We found that the 10-year risk for cardiovascular disease was not higher among adults who had severe gastroenteritis and was actually lower among those who had mild gastroenteritis during an E. coli O157:H7 outbreak.
We previously found increased risks of hypertension, chronic kidney disease and self-reported cardiovascular disease among adults who experienced acute gastroenteritis after drinking water contaminated with E. coli
Although we used objective, standardized measures to diagnose hypertension and chronic kidney disease, our previous study relied on participant recall of major cardiovascular events, and there was significant loss to follow-up. This prompted us to conduct a more accurate assessment of cardiovascular risk by linking data from the Walkerton Health Study to Ontario’s health care databases, allowing the use of administrative codes to determine outcomes, which is more reliable than self-report. Only 57% of self-reported cardiovascular events were corroborated by validated database codes for cardiovascular-related hospitalization. No association between acute gastroenteritis and cardiovascular-related events was evident.
These discrepant results suggest 2 possible scenarios: either there is no causal link between E. coli
O157:H7 gastroenteritis and cardiovascular events, or an association exists but we were unable to detect it in the present study. Despite the robust association with hypertension,23,27
it is possible that the biological mechanisms thought to link E. coli
O157:H7 and cardiovascular disease are inadequate to precipitate major cardiovascular events — or perhaps 10 years is not long enough for such events to manifest. Alternatively, by virtue of participating in the Walkerton study, participants received extra health care and screening for hypertension and kidney disease.53
These risk factors for cardiovascular disease are asymptomatic and often go untreated in the absence of active surveillance, so diagnosis and treatment of these conditions may have been greater for Walkerton participants compared with their unexposed counterparts in the surrounding communities.
Among Walkerton participants with hypertension, the proportion receiving treatment increased from 18% to 77% during follow-up, and the overall proportion with elevated systolic/diastolic blood pressure (> 140/90 mm Hg) decreased from 25% to 20%.53
To examine this further, we compared the rates of antihypertensive prescription use before and after the study among those with provincial drug benefits. Overall rates of antihypertensive prescriptions were similar between groups at both time points; however, between 1999 and 2009, an 8-fold rise in prescriptions for ACE inhibitors or ARBs among Walkerton participants occurred (≤ 7% to 34%), compared with a 3-fold rise among residents of surrounding communities (14% to 40%). Although prescription rates were not appreciably different in 2009, it is possible that the greater relative increase in ACE or ARB use among Walkerton participants played a role in preventing cardiovascular disease among study participants.
Strengths and limitations
Our study examined long-term health outcomes after acute bacterial gastroenteritis caused by E. coli
O157:H7 in a well-defined cohort with minimal loss to follow-up (2.3%). All outcomes were measured using validated codes with high specificities and positive predictive values.36–44
The method of determining acute gastrointestinal illness at the time of the outbreak was validated using both public health and medical records.28
Although we could not reliably determine the cause of death from our data sources, cardiovascular disease is a leading cause of death in Ontario, with an age-adjusted mortality of 29%.54
To protect against potential immortal-time bias,55
we excluded cardiovascular events between the outbreak and each participant’s index date (enrollment in the Walkerton study).55,56
There was no appreciable difference in the proportion excluded for this reason across comparison groups (1.75% of eligible participants).
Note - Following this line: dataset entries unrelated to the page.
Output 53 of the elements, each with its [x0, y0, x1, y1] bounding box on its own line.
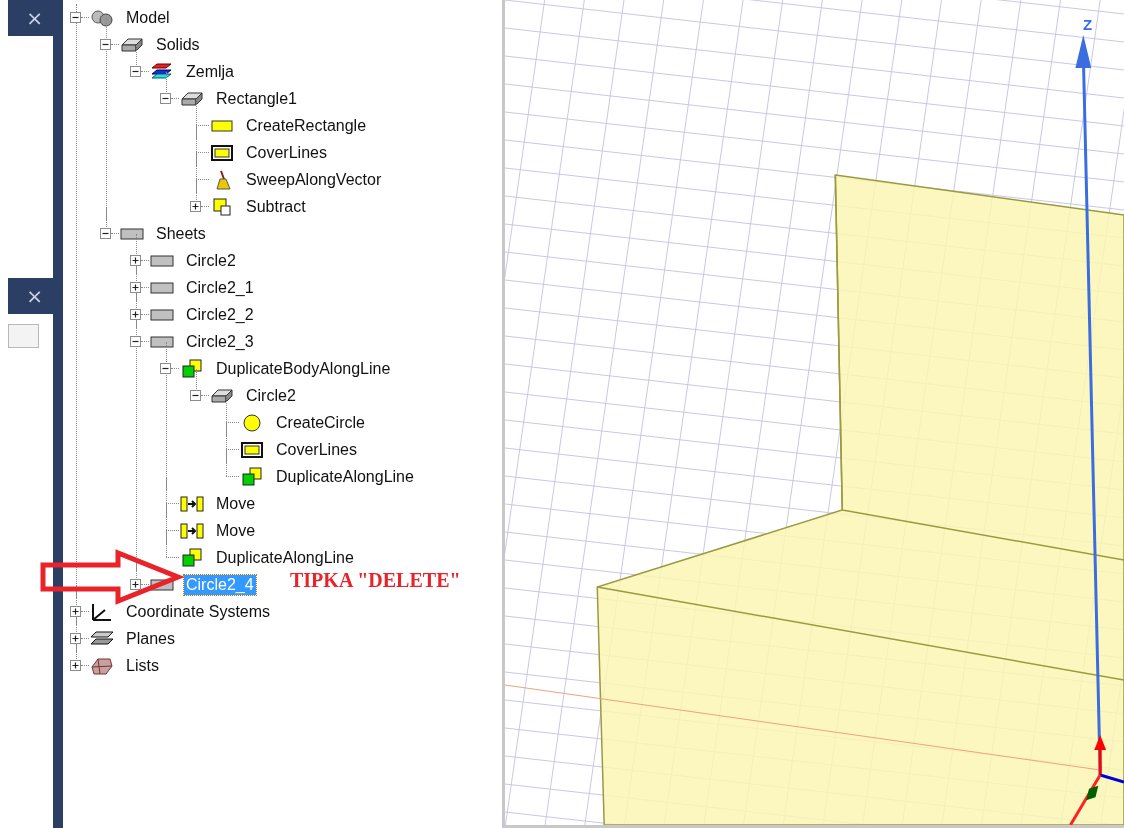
tree-item[interactable]: Model [124, 7, 172, 28]
annotation-text: TIPKA "DELETE" [290, 569, 461, 592]
collapse-icon[interactable] [100, 228, 111, 239]
tree-item[interactable]: CoverLines [274, 439, 359, 460]
expand-icon[interactable] [130, 255, 141, 266]
tree-item[interactable]: Subtract [244, 196, 308, 217]
tree-item[interactable]: Sheets [154, 223, 208, 244]
tree-item[interactable]: Circle2_2 [184, 304, 256, 325]
tree-item[interactable]: CreateRectangle [244, 115, 369, 136]
tree-item[interactable]: DuplicateBodyAlongLine [214, 358, 393, 379]
collapse-icon[interactable] [70, 12, 81, 23]
collapse-icon[interactable] [160, 93, 171, 104]
tree-item[interactable]: Circle2_1 [184, 277, 256, 298]
move-arrow-icon [179, 493, 205, 514]
gears-icon [89, 7, 115, 28]
tree-item[interactable]: Solids [154, 34, 202, 55]
close-button[interactable]: × [22, 284, 47, 308]
overlapping-squares-icon [239, 466, 265, 487]
tree-item[interactable]: Move [214, 520, 258, 541]
overlapping-squares-icon [179, 547, 205, 568]
tree-item[interactable]: Zemlja [184, 61, 236, 82]
expand-icon[interactable] [130, 282, 141, 293]
collapse-icon[interactable] [130, 66, 141, 77]
tree-item[interactable]: Circle2 [184, 250, 238, 271]
framed-rectangle-icon [209, 142, 235, 163]
close-button[interactable]: × [22, 6, 47, 30]
tree-item[interactable]: Rectangle1 [214, 88, 299, 109]
collapse-icon[interactable] [130, 336, 141, 347]
tree-item[interactable]: CreateCircle [274, 412, 367, 433]
tree-item[interactable]: Circle2 [244, 385, 298, 406]
mesh-icon [89, 655, 115, 676]
tree-item[interactable]: CoverLines [244, 142, 329, 163]
expand-icon[interactable] [70, 633, 81, 644]
expand-icon[interactable] [190, 201, 201, 212]
expand-icon[interactable] [130, 579, 141, 590]
tree-item[interactable]: Coordinate Systems [124, 601, 273, 622]
expand-icon[interactable] [70, 660, 81, 671]
framed-rectangle-icon [239, 439, 265, 460]
tree-item[interactable]: Planes [124, 628, 177, 649]
tree-item[interactable]: SweepAlongVector [244, 169, 384, 190]
collapse-icon[interactable] [190, 390, 201, 401]
overlapping-squares-icon [179, 358, 205, 379]
expand-icon[interactable] [70, 606, 81, 617]
tree-item[interactable]: DuplicateAlongLine [274, 466, 416, 487]
expand-icon[interactable] [130, 309, 141, 320]
tree-item[interactable]: Lists [124, 655, 161, 676]
collapse-icon[interactable] [100, 39, 111, 50]
collapse-icon[interactable] [160, 363, 171, 374]
tree-item[interactable]: DuplicateAlongLine [214, 547, 356, 568]
tree-item[interactable]: Move [214, 493, 258, 514]
axis-label: Z [1083, 16, 1093, 33]
move-arrow-icon [179, 520, 205, 541]
tree-item[interactable]: Circle2_3 [184, 331, 256, 352]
As in other outbreak situations, multiple bacteria contaminated the water; Campylobacter jejuni
was also detected, and coinfection occurred. It is possible that exposure misclassification could have attenuated the association, if one exists. However, because the infectious dose of E. coli
O157:H7 is much lower than that of Campylobacter
(10–100 cells v. 500–10 000 cells),1
it is unlikely that a participant with acute gastroenteritis was unexposed to E. coli
It is possible that the apparent protective association between mild illness and cardiovascular disease could have resulted from unmeasured or residual confounding if those who suffered only mild illness after infection with E. coli O157:H7 were selectively healthier than the average individual.
Finally, because of the observational nature of the study, we can only establish the lack of an association and not the lack of a causal relation. Nonetheless, the contamination of Walkerton’s municipal water was a disastrous event in a well-defined population, and we controlled for many confounders using exclusions and statistical adjustments. Additionally, the absence of an elevated risk was consistent across all outcomes; unadjusted hazard ratios were either nonsignificant or less than one. This strongly supports our findings of no increased risk of cardiovascular events or death in this population.
This study provides evidence that the risk of major cardiovascular events was not higher in Walkerton in the decade following the E. coli O157:H7 outbreak. This may be partly explained by active surveillance and treatment for conditions such as hypertension, which may prevent cardiovascular events.